The lack of access to energy may magnify the socio-economic impacts of the pandemic. Health facilities in many developing countries are at a disadvantage because of insufficient energy or unscheduled outages, which could affect their ability to deliver services at this crucial time. Zero or limited access to electricity complicates social distancing efforts, as energy is required for people to stay in touch, receive information, and work online or study from home. Additionally, a lack of access to clean energy means people are more vulnerable to respiratory infections, such as COVID-19.

Ladies and gentlemen,

Our collaboration should also have the added benefit of supporting the Sustainable Development Goals (SDGs), in particular: ending poverty (SDG1), good health and well-being (SDG3), quality education (SDG4), affordable and clean energy (SDG7), decent work and economic growth (SDG8). Generally speaking, SDG7 on energy is a goal that broadly cross-cuts all of the other sustainable development goals, providing support for their actualization.

As the first-ever universal goal on energy, SDG7 seeks to ensure access to affordable, reliable, sus­tainable and modern energy for all. However, hundreds of millions of people around the world still lack access to electricity, and progress on access to clean cooking fuels and tech­nologies is very slow.

According to OPEC figures, global electrification has increased from 83% in 2010 to 90% by 2018, but 789 million people still do not have access to electricity. The world’s deficit is concentrated in Sub-Saharan Africa, where 47% of the population have no electricity. Access to clean cooking fuels and technologies increased from 56% in 2010 to 59% in 2016. Most recent estimates indicate that the level of access in 2018 was 63%, therefore, 2.8 billion people still have no access to modern cooking systems.

In Sub-Saharan Africa, the number of people without access to clean fuels and technologies for cooking has further increased as a result of fast population growth. About 85% of people in this region lacked access to clean fuels and technologies for cooking in 2018.There is a high human cost to this — millions die from respiratory illnesses as a result of a lack of clean energy for cooking.

We want to add here that under the Paris Agreement, implementation of national energy policies is gaining urgency, with new targets set for 2030 and 2050. Thus, the pressure is on to approach energy creation and consumption in a measurable, organized way.

Eradicating energy poverty has many positive knock-on effects, such as improved health, job creation and the addressing of inequality and environmental matters. Furthermore, the provision of universal access to modern energy would have an insignificant impact on emissions.

Ladies and gentlemen,

During today’s first session, we will discuss the structure and mission of both of our organizations, followed by an exchange of information. OPEC will have a presentation on energy efficiency, while AFREC will discuss an energy policy programme.
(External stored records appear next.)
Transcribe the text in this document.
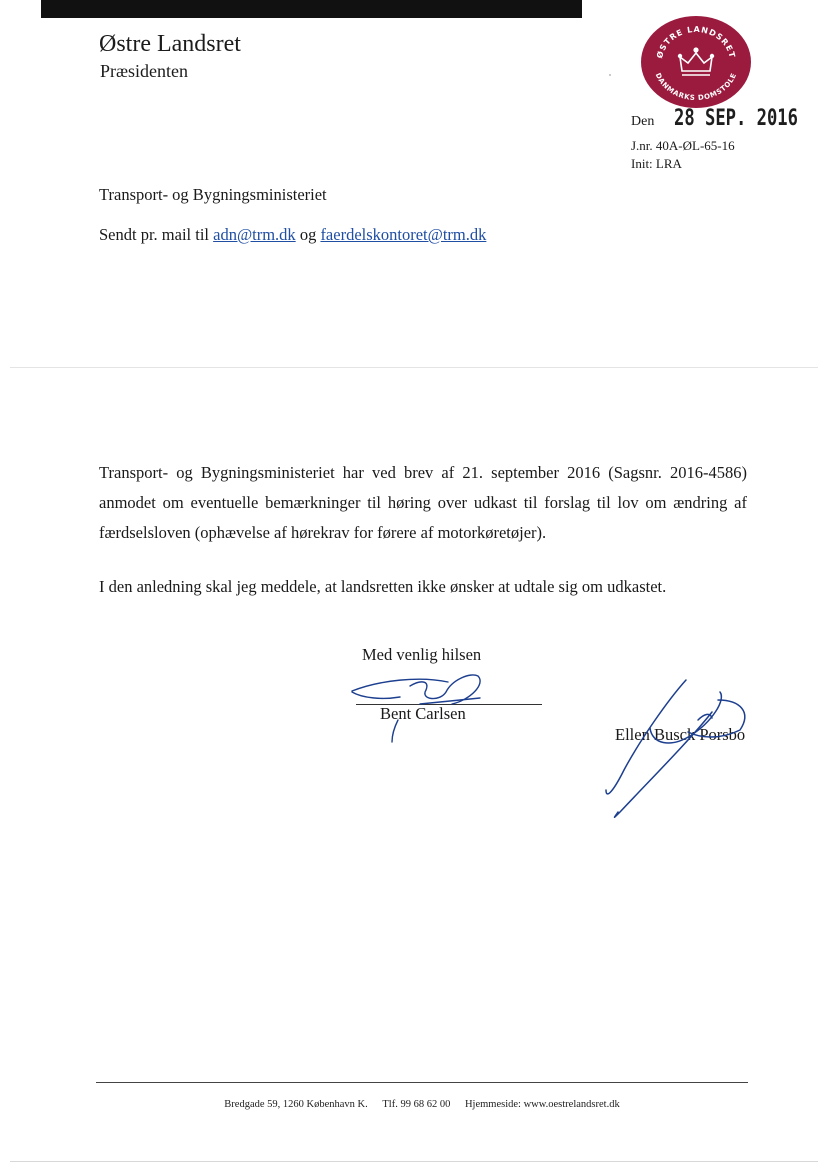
Østre Landsret
Præsidenten
ØSTRE LANDSRET
DANMARKS DOMSTOLE
Den 28 SEP. 2016
J.nr. 40A-ØL-65-16
Init: LRA
Transport- og Bygningsministeriet
Sendt pr. mail til adn@trm.dk og faerdelskontoret@trm.dk

Transport- og Bygningsministeriet har ved brev af 21. september 2016 (Sagsnr. 2016-4586) anmodet om eventuelle bemærkninger til høring over udkast til forslag til lov om ændring af færdselsloven (ophævelse af hørekrav for førere af motorkøretøjer).

I den anledning skal jeg meddele, at landsretten ikke ønsker at udtale sig om udkastet.
Med venlig hilsen
Bent Carlsen
Ellen Busck Porsbo
Bredgade 59, 1260 København K. Tlf. 99 68 62 00 Hjemmeside: www.oestrelandsret.dk
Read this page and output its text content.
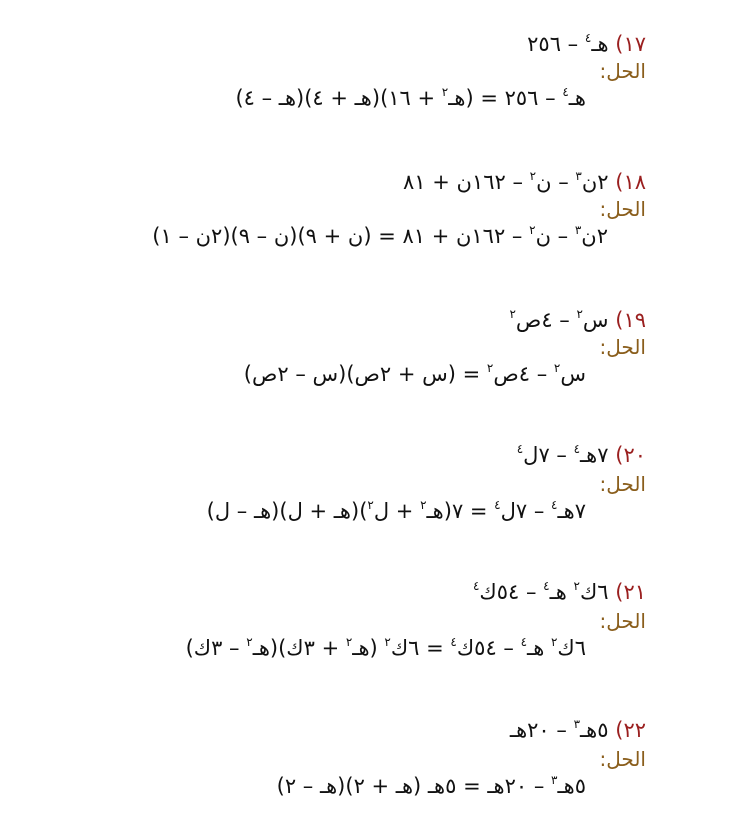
١٧) هـ$^٤$ – ٢٥٦
الحل:
هـ$^٤$ – ٢٥٦ = (هـ$^٢$ + ١٦)(هـ + ٤)(هـ – ٤)
١٨) ٢ن$^٣$ – ن$^٢$ – ١٦٢ن + ٨١
الحل:
٢ن$^٣$ – ن$^٢$ – ١٦٢ن + ٨١ = (ن + ٩)(ن – ٩)(٢ن – ١)
١٩) س$^٢$ – ٤ص$^٢$
الحل:
س$^٢$ – ٤ص$^٢$ = (س + ٢ص)(س – ٢ص)
٢٠) ٧هـ$^٤$ – ٧ل$^٤$
الحل:
٧هـ$^٤$ – ٧ل$^٤$ = ٧(هـ$^٢$ + ل$^٢$)(هـ + ل)(هـ – ل)
٢١) ٦ك$^٢$ هـ$^٤$ – ٥٤ك$^٤$
الحل:
٦ك$^٢$ هـ$^٤$ – ٥٤ك$^٤$ = ٦ك$^٢$ (هـ$^٢$ + ٣ك)(هـ$^٢$ – ٣ك)
٢٢) ٥هـ$^٣$ – ٢٠هـ
الحل:
٥هـ$^٣$ – ٢٠هـ = ٥هـ (هـ + ٢)(هـ – ٢)
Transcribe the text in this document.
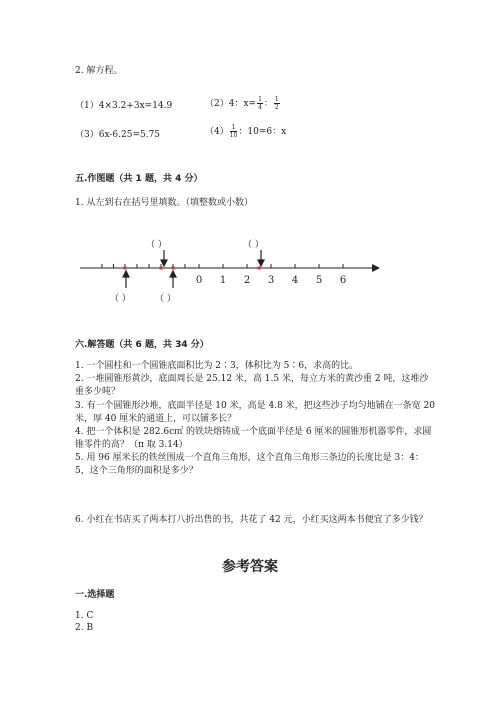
2. 解方程。
（1）4×3.2+3x=14.9	（2）4：$x= \frac{1}{4}$ ： $\frac{1}{2}$
（3）6x-6.25=5.75	$(4) \frac{1}{10}$ ：10=6：x
五.作图题（共 1 题，共 4 分）
1. 从左到右在括号里填数。（填整数或小数）
（ ）	（ ）
（ ）	（ ）
0 1 2 3 4 5 6
六.解答题（共 6 题，共 34 分）
1. 一个圆柱和一个圆锥底面积比为 2∶3，体积比为 5∶6，求高的比。
2. 一堆圆锥形黄沙，底面周长是 25.12 米，高 1.5 米，每立方米的黄沙重 2 吨，这堆沙重多少吨？
3. 有一个圆锥形沙堆，底面半径是 10 米，高是 4.8 米，把这些沙子均匀地铺在一条宽 20 米，厚 40 厘米的通道上，可以铺多长？
4. 把一个体积是 282.6c㎡ 的铁块熔铸成一个底面半径是 6 厘米的圆锥形机器零件，求圆锥零件的高？（π 取 3.14）
5. 用 96 厘米长的铁丝围成一个直角三角形，这个直角三角形三条边的长度比是 3：4：5，这个三角形的面积是多少？
6. 小红在书店买了两本打八折出售的书，共花了 42 元，小红买这两本书便宜了多少钱？
参考答案
一.选择题
1. C
2. B
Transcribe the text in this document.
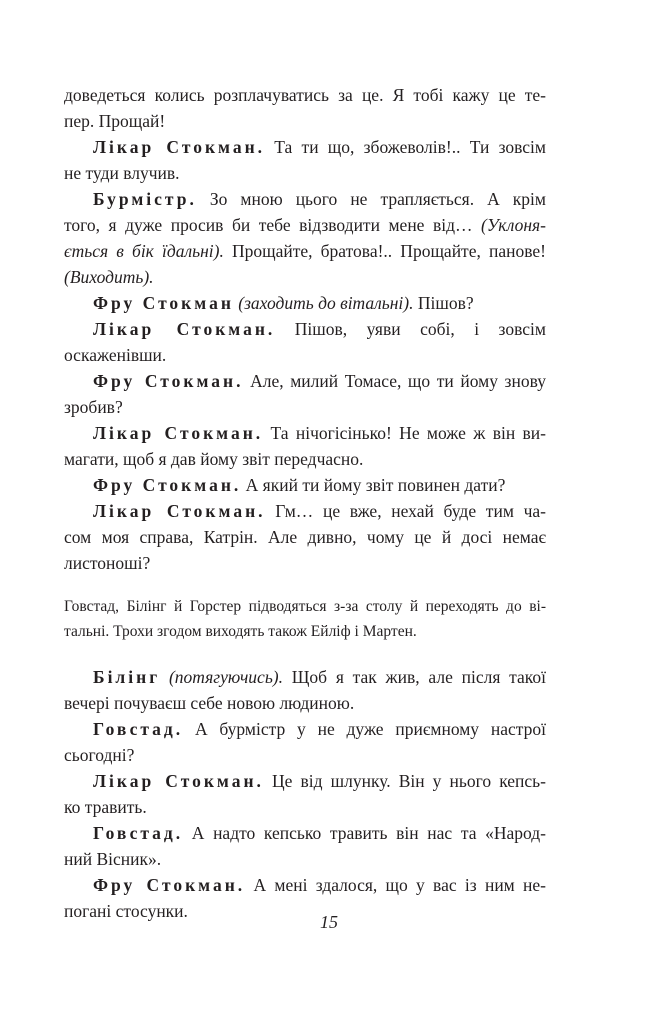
доведеться колись розплачуватись за це. Я тобі кажу це те-
пер. Прощай!
Лікар Стокман. Та ти що, збожеволів!.. Ти зовсім
не туди влучив.
Бурмістр. Зо мною цього не трапляється. А крім
того, я дуже просив би тебе відзводити мене від… (Уклоня-
ється в бік їдальні). Прощайте, братова!.. Прощайте, панове!
(Виходить).
Фру Стокман (заходить до вітальні). Пішов?
Лікар Стокман. Пішов, уяви собі, і зовсім
оскаженівши.
Фру Стокман. Але, милий Томасе, що ти йому знову
зробив?
Лікар Стокман. Та нічогісінько! Не може ж він ви-
магати, щоб я дав йому звіт передчасно.
Фру Стокман. А який ти йому звіт повинен дати?
Лікар Стокман. Гм… це вже, нехай буде тим ча-
сом моя справа, Катрін. Але дивно, чому це й досі немає
листоноші?
Говстад, Білінг й Горстер підводяться з-за столу й переходять до ві-
тальні. Трохи згодом виходять також Ейліф і Мартен.
Білінг (потягуючись). Щоб я так жив, але після такої
вечері почуваєш себе новою людиною.
Говстад. А бурмістр у не дуже приємному настрої
сьогодні?
Лікар Стокман. Це від шлунку. Він у нього кепсь-
ко травить.
Говстад. А надто кепсько травить він нас та «Народ-
ний Вісник».
Фру Стокман. А мені здалося, що у вас із ним не-
погані стосунки.
15
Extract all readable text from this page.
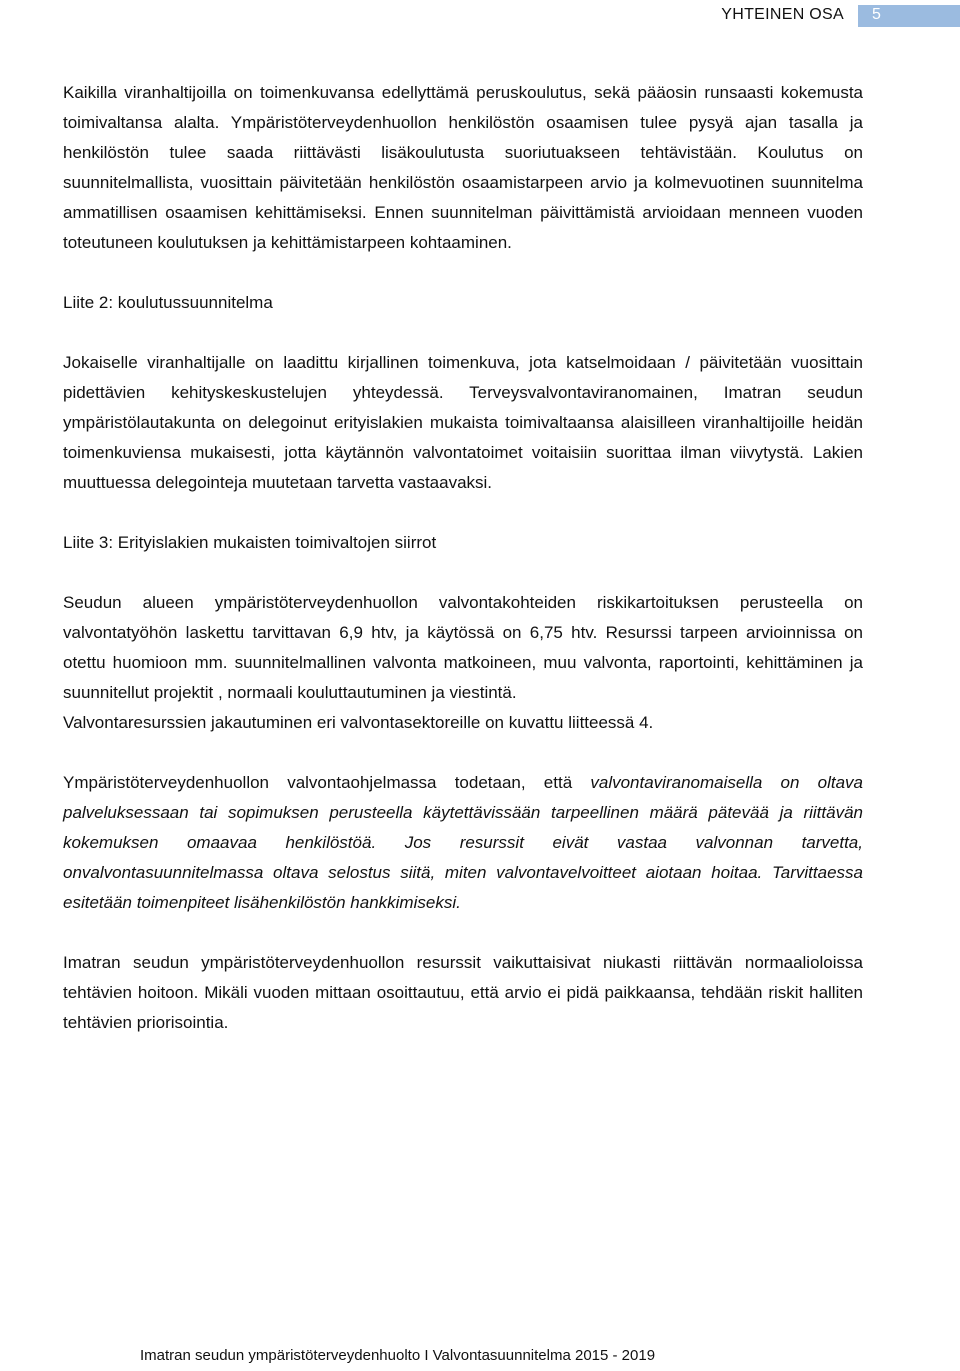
YHTEINEN OSA 5

Kaikilla viranhaltijoilla on toimenkuvansa edellyttämä peruskoulutus, sekä pääosin runsaasti kokemusta toimivaltansa alalta. Ympäristöterveydenhuollon henkilöstön osaamisen tulee pysyä ajan tasalla ja henkilöstön tulee saada riittävästi lisäkoulutusta suoriutuakseen tehtävistään. Koulutus on suunnitelmallista, vuosittain päivitetään henkilöstön osaamistarpeen arvio ja kolmevuotinen suunnitelma ammatillisen osaamisen kehittämiseksi. Ennen suunnitelman päivittämistä arvioidaan menneen vuoden toteutuneen koulutuksen ja kehittämistarpeen kohtaaminen.

Liite 2: koulutussuunnitelma

Jokaiselle viranhaltijalle on laadittu kirjallinen toimenkuva, jota katselmoidaan / päivitetään vuosittain pidettävien kehityskeskustelujen yhteydessä. Terveysvalvontaviranomainen, Imatran seudun ympäristölautakunta on delegoinut erityislakien mukaista toimivaltaansa alaisilleen viranhaltijoille heidän toimenkuviensa mukaisesti, jotta käytännön valvontatoimet voitaisiin suorittaa ilman viivytystä. Lakien muuttuessa delegointeja muutetaan tarvetta vastaavaksi.

Liite 3: Erityislakien mukaisten toimivaltojen siirrot

Seudun alueen ympäristöterveydenhuollon valvontakohteiden riskikartoituksen perusteella on valvontatyöhön laskettu tarvittavan 6,9 htv, ja käytössä on 6,75 htv. Resurssi tarpeen arvioinnissa on otettu huomioon mm. suunnitelmallinen valvonta matkoineen, muu valvonta, raportointi, kehittäminen ja suunnitellut projektit , normaali kouluttautuminen ja viestintä.

Valvontaresurssien jakautuminen eri valvontasektoreille on kuvattu liitteessä 4.

Ympäristöterveydenhuollon valvontaohjelmassa todetaan, että valvontaviranomaisella on oltava palveluksessaan tai sopimuksen perusteella käytettävissään tarpeellinen määrä pätevää ja riittävän kokemuksen omaavaa henkilöstöä. Jos resurssit eivät vastaa valvonnan tarvetta, onvalvontasuunnitelmassa oltava selostus siitä, miten valvontavelvoitteet aiotaan hoitaa. Tarvittaessa esitetään toimenpiteet lisähenkilöstön hankkimiseksi.

Imatran seudun ympäristöterveydenhuollon resurssit vaikuttaisivat niukasti riittävän normaalioloissa tehtävien hoitoon. Mikäli vuoden mittaan osoittautuu, että arvio ei pidä paikkaansa, tehdään riskit halliten tehtävien priorisointia.

Imatran seudun ympäristöterveydenhuolto I Valvontasuunnitelma 2015 - 2019
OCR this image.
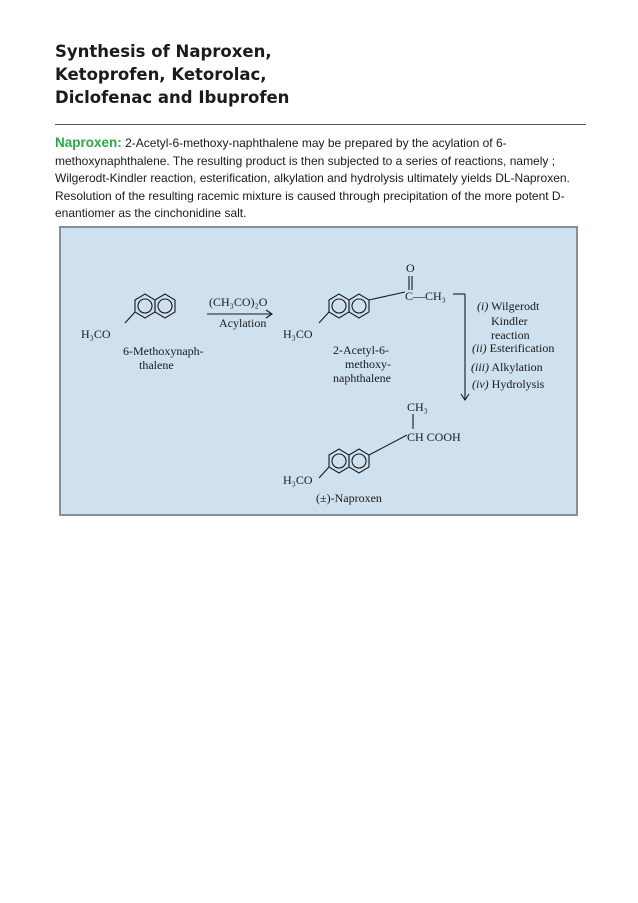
Synthesis of Naproxen,
Ketoprofen, Ketorolac,
Diclofenac and Ibuprofen

Naproxen: 2-Acetyl-6-methoxy-naphthalene may be prepared by the acylation of 6-methoxynaphthalene. The resulting product is then subjected to a series of reactions, namely ; Wilgerodt-Kindler reaction, esterification, alkylation and hydrolysis ultimately yields DL-Naproxen. Resolution of the resulting racemic mixture is caused through precipitation of the more potent D-enantiomer as the cinchonidine salt.

H₃CO
6-Methoxynaph-
thalene
(CH₃CO)₂O
Acylation
H₃CO
O
C—CH₃
2-Acetyl-6-
methoxy-
naphthalene
(i) Wilgerodt
Kindler
reaction
(ii) Esterification
(iii) Alkylation
(iv) Hydrolysis
CH₃
CH COOH
H₃CO
(±)-Naproxen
In the second session, OPEC will make a presentation on energy data, while AFREC will detail its African Energy Information System and Database.

Finally, we will look at future activities and the way forward for our collaboration.

Our dialogues started a long time ago, but I see today’s meeting as a wonderful deepening point — this long-overdue formalization of our relationship will no doubt strengthen over time. The African continent is vast, and has remained largely unmapped in terms of energy resources and energy use. It is time to put this dynamic and growing continent on the energy map.

OPEC is committed to Africa and we highly value these dialogues, which will help fill in knowledge gaps around our promising region. 

I wish all of us a very fruitful meeting. Thank you.